Though Glasser had taken up hand cycling, scuba diving and even skydiving years after his injury, something was missing. His wife, Celia, encouraged him to try the clinic, and he finally attended in 2014. With one trip down the mountain on a bi-ski, Glasser found what was missing in his life. He quickly moved on to the more challenging mono-ski.
“It was exactly what he was looking for,” said his wife, who also serves as his caretaker. “He wanted an adrenaline-charged sport, and with skiing, he found that.”
The clinic served as a catalyst for Glasser, and in the three years since first ascending the mountains, he has continued to train and travel to other events to pursue the sport. Skiing is more than just rehabilitation for Glasser; it has become a staple for his family, including 5-year-old daughter Madeline.
“I want to be the best as I can be on the slopes,” explained Glasser. “But it’s even more important for my family. It is something we can enjoy together. It also teaches my daughter about the service and sacrifice of veterans.”

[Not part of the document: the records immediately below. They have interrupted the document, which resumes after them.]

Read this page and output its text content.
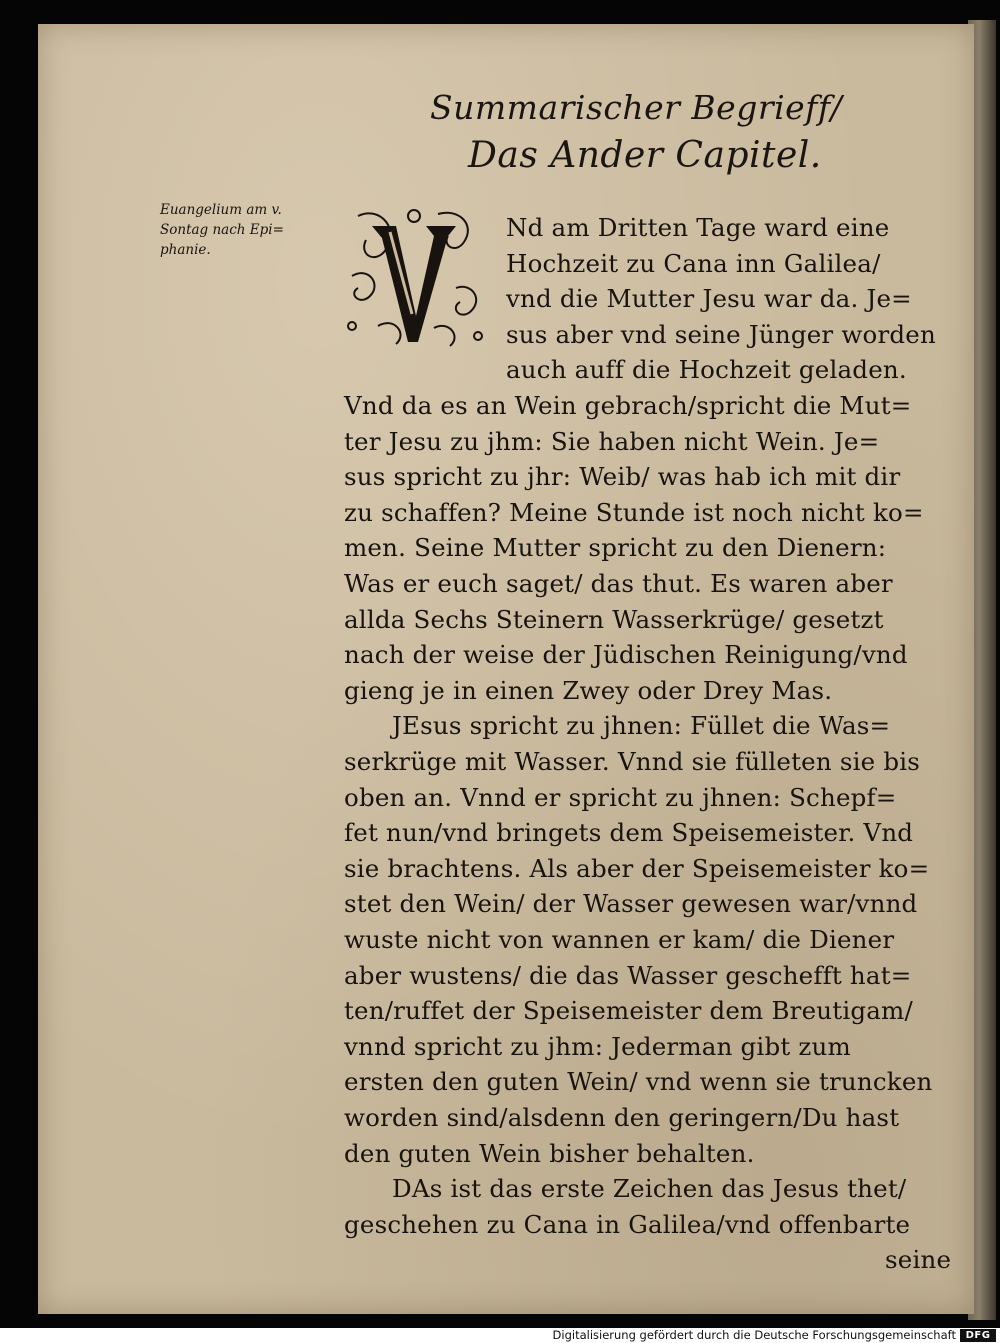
Summarischer Begrieff/
Das Ander Capitel.
Euangelium am v.
Sontag nach Epi=
phanie.
Nd am Dritten Tage ward eine
Hochzeit zu Cana inn Galilea/
vnd die Mutter Jesu war da. Je=
sus aber vnd seine Jünger worden
auch auff die Hochzeit geladen.
Vnd da es an Wein gebrach/spricht die Mut=
ter Jesu zu jhm: Sie haben nicht Wein. Je=
sus spricht zu jhr: Weib/ was hab ich mit dir
zu schaffen? Meine Stunde ist noch nicht ko=
men. Seine Mutter spricht zu den Dienern:
Was er euch saget/ das thut. Es waren aber
allda Sechs Steinern Wasserkrüge/ gesetzt
nach der weise der Jüdischen Reinigung/vnd
gieng je in einen Zwey oder Drey Mas.
JEsus spricht zu jhnen: Füllet die Was=
serkrüge mit Wasser. Vnnd sie fülleten sie bis
oben an. Vnnd er spricht zu jhnen: Schepf=
fet nun/vnd bringets dem Speisemeister. Vnd
sie brachtens. Als aber der Speisemeister ko=
stet den Wein/ der Wasser gewesen war/vnnd
wuste nicht von wannen er kam/ die Diener
aber wustens/ die das Wasser geschefft hat=
ten/ruffet der Speisemeister dem Breutigam/
vnnd spricht zu jhm: Jederman gibt zum
ersten den guten Wein/ vnd wenn sie truncken
worden sind/alsdenn den geringern/Du hast
den guten Wein bisher behalten.
DAs ist das erste Zeichen das Jesus thet/
geschehen zu Cana in Galilea/vnd offenbarte
seine
Digitalisierung gefördert durch die Deutsche Forschungsgemeinschaft DFG
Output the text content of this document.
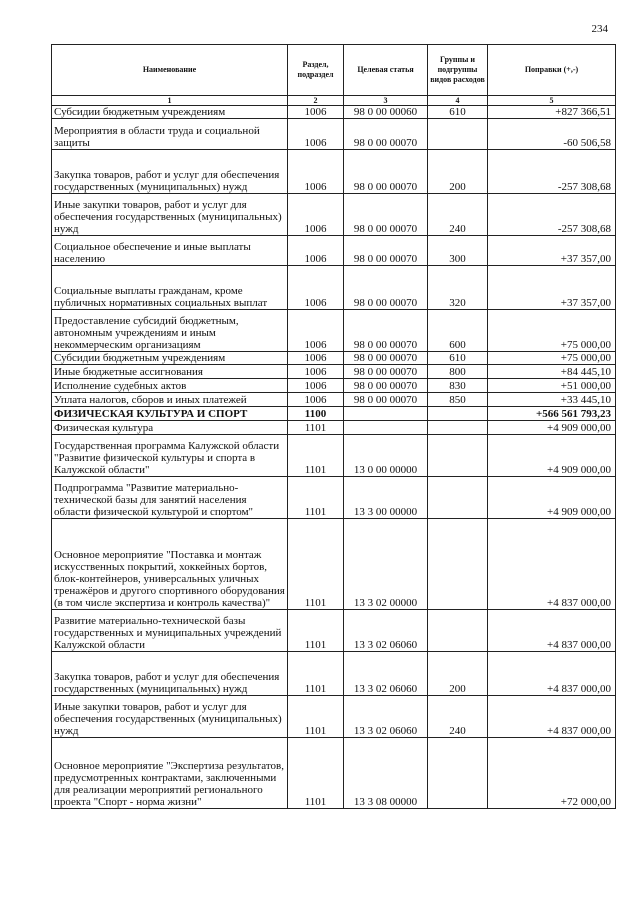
234
Наименование	Раздел, подраздел	Целевая статья	Группы и подгруппы видов расходов	Поправки (+,-)
1	2	3	4	5
Субсидии бюджетным учреждениям	1006	98 0 00 00060	610	+827 366,51
Мероприятия в области труда и социальной защиты	1006	98 0 00 00070		-60 506,58
Закупка товаров, работ и услуг для обеспечения государственных (муниципальных) нужд	1006	98 0 00 00070	200	-257 308,68
Иные закупки товаров, работ и услуг для обеспечения государственных (муниципальных) нужд	1006	98 0 00 00070	240	-257 308,68
Социальное обеспечение и иные выплаты населению	1006	98 0 00 00070	300	+37 357,00
Социальные выплаты гражданам, кроме публичных нормативных социальных выплат	1006	98 0 00 00070	320	+37 357,00
Предоставление субсидий бюджетным, автономным учреждениям и иным некоммерческим организациям	1006	98 0 00 00070	600	+75 000,00
Субсидии бюджетным учреждениям	1006	98 0 00 00070	610	+75 000,00
Иные бюджетные ассигнования	1006	98 0 00 00070	800	+84 445,10
Исполнение судебных актов	1006	98 0 00 00070	830	+51 000,00
Уплата налогов, сборов и иных платежей	1006	98 0 00 00070	850	+33 445,10
ФИЗИЧЕСКАЯ КУЛЬТУРА И СПОРТ	1100			+566 561 793,23
Физическая культура	1101			+4 909 000,00
Государственная программа Калужской области "Развитие физической культуры и спорта в Калужской области"	1101	13 0 00 00000		+4 909 000,00
Подпрограмма "Развитие материально-технической базы для занятий населения области физической культурой и спортом"	1101	13 3 00 00000		+4 909 000,00
Основное мероприятие "Поставка и монтаж искусственных покрытий, хоккейных бортов, блок-контейнеров, универсальных уличных тренажёров и другого спортивного оборудования (в том числе экспертиза и контроль качества)"	1101	13 3 02 00000		+4 837 000,00
Развитие материально-технической базы государственных и муниципальных учреждений Калужской области	1101	13 3 02 06060		+4 837 000,00
Закупка товаров, работ и услуг для обеспечения государственных (муниципальных) нужд	1101	13 3 02 06060	200	+4 837 000,00
Иные закупки товаров, работ и услуг для обеспечения государственных (муниципальных) нужд	1101	13 3 02 06060	240	+4 837 000,00
Основное мероприятие "Экспертиза результатов, предусмотренных контрактами, заключенными для реализации мероприятий регионального проекта "Спорт - норма жизни"	1101	13 3 08 00000		+72 000,00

Glasser’s physician, Dr. Kevin White, who has trekked to Colorado for the past decade to serve on the clinic’s medical team, received part of his training through the VA and decided to make serving veterans his career. He said this is his way of giving back.
“Oftentimes when my patients are initially injured, they don’t understand that they can still do everything they wanted to do—and more,” said White. “This clinic shows veterans that despite their injuries, they can still be active. They can ski, kayak and more. There’s no limitations.”
That sentiment is not lost on participants. Whether their first time or seventh, veterans leave the mountain with much more than when they arrived.
“The clinic illustrates that regardless of illness or injury, the only limits disabled veterans have are the ones we place on ourselves,” said Riley.